Baker Institute a Participant in Videoconference

Baker Institute a Participant in Videoconference

BY DANA DURBIN
Rice News Staff
Jan. 28, 1999

Rice University played a role in the Jan. 19 inauguration of the Council on Foreign Relation’s Peter G. Peterson Center for International Studies as James A. Baker, III, participated in a videoconference showcasing the state-of-the-art facility.

From Rice’s James A. Baker III Institute for Public Policy, Baker took part in the event that linked him up with three other former secretaries of state located in three different cities to address the question, “How is the post cold war era different in problems and opportunities from the world you dealt with while secretary of state?”

Located at the Council on Foreign Relations headquarters in New York City, the new Peterson Center allowed the link-up between Baker in Houston; Henry Kissinger, secretary of state under Presidents Nixon and Ford, in New York; George Shultz, secretary of state under President Reagan, in San Francisco; and Warren Christopher, secretary of state under President Clinton, in Los Angeles.

In his remarks, Baker, honorary director of the Baker Institute, said he was lucky to be secretary of state during the late 1980s and early ’90s when the transition from the cold war era to the post cold war era occurred.

The main difference between the cold war era and the world as we know it today, Baker explained, is the “absence of any single pervasive, all-powerful threat to the very existence of the United States of America.”

During the first two years of his term of secretary of state under President Bush, Baker said, “It was easy to determine what we were for and what we were against.” Whatever the Soviet Union was for, the United States was against, and whatever it was against, we were for, he said.

There was a paradigm of containment practiced in the United States at that time, Baker said, adding that there was a degree of certainty about the cold war.
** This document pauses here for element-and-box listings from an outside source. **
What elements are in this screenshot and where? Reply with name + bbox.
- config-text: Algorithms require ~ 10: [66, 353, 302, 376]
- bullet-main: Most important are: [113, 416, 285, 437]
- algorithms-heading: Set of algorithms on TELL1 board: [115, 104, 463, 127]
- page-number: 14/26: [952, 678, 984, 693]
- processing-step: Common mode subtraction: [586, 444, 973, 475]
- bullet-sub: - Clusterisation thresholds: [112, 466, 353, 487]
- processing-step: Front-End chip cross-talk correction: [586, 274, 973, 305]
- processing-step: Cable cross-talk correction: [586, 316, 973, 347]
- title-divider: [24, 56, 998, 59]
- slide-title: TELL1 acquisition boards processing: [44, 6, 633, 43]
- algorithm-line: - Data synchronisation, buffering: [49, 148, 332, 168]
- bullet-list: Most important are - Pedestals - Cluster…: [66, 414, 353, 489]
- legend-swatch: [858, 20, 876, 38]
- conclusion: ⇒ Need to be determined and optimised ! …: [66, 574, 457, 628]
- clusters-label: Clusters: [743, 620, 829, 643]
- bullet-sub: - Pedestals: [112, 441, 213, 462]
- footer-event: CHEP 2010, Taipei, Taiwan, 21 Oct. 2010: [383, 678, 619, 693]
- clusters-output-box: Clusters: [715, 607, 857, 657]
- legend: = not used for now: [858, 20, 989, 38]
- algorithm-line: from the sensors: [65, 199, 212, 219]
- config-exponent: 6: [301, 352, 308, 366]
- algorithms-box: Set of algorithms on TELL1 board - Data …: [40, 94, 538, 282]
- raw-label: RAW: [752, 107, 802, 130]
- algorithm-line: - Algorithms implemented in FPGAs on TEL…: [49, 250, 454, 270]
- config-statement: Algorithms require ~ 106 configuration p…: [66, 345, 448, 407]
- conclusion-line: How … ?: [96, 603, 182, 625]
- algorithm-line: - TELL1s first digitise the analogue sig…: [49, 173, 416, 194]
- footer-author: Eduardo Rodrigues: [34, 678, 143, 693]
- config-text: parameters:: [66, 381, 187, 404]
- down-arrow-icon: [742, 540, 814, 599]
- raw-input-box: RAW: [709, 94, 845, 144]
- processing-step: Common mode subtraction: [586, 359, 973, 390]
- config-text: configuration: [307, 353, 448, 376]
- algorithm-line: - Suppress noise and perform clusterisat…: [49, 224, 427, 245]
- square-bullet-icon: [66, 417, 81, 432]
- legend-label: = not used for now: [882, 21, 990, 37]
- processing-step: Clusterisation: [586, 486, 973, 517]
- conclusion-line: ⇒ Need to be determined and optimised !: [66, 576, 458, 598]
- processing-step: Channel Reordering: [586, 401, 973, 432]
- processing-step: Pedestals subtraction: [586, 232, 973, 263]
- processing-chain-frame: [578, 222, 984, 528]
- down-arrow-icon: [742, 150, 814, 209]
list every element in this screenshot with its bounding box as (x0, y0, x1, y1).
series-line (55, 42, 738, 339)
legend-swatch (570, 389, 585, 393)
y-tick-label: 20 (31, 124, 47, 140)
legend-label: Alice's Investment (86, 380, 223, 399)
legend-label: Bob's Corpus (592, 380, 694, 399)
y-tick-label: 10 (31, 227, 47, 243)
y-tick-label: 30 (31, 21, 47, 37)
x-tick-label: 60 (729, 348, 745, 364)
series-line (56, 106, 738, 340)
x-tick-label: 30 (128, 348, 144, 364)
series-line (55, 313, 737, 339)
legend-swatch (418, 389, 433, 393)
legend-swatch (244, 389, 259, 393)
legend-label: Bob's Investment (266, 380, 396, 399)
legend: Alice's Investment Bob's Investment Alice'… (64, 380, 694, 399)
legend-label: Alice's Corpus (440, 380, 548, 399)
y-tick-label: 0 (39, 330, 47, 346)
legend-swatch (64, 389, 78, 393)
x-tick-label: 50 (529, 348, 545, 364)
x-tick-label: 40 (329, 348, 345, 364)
But, he said, “I don’t think we for one minute should be nostalgic about the cold war.” It was a more dangerous era, he said.

Today, policy makers often struggle, Baker said, because the paradigm that called for the containment of a hostile foe and its ideologies no longer exists, making it harder to achieve a consensus behind foreign and domestic policy alike.

Also participating in the inauguration of the Peterson Center were Secretary of State Madeleine Albright, from Washington, D.C., and Cyrus Vance, secretary of state under President Carter, from New York. United Nations Secretary-General Kofi Annan was the keynote speaker during the dinner held in New York.

The Baker Institute has a strong relationship with the Council on Foreign Relations, which has included studies on such issues as the energy industry and U.S.-Cuban relations.

The council, founded in 1921, is a national membership organization dedicated to the public debate on international affairs and nurturing the next generation of foreign policy leaders. With the Peterson Center, the Council on Foreign Relations expands its usable space by 20 percent. It houses the Studies Department and includes Peterson Hall, with video-conferen-cing equipment to facilitate face-to-face interaction between the council’s main offices in New York and elsewhere.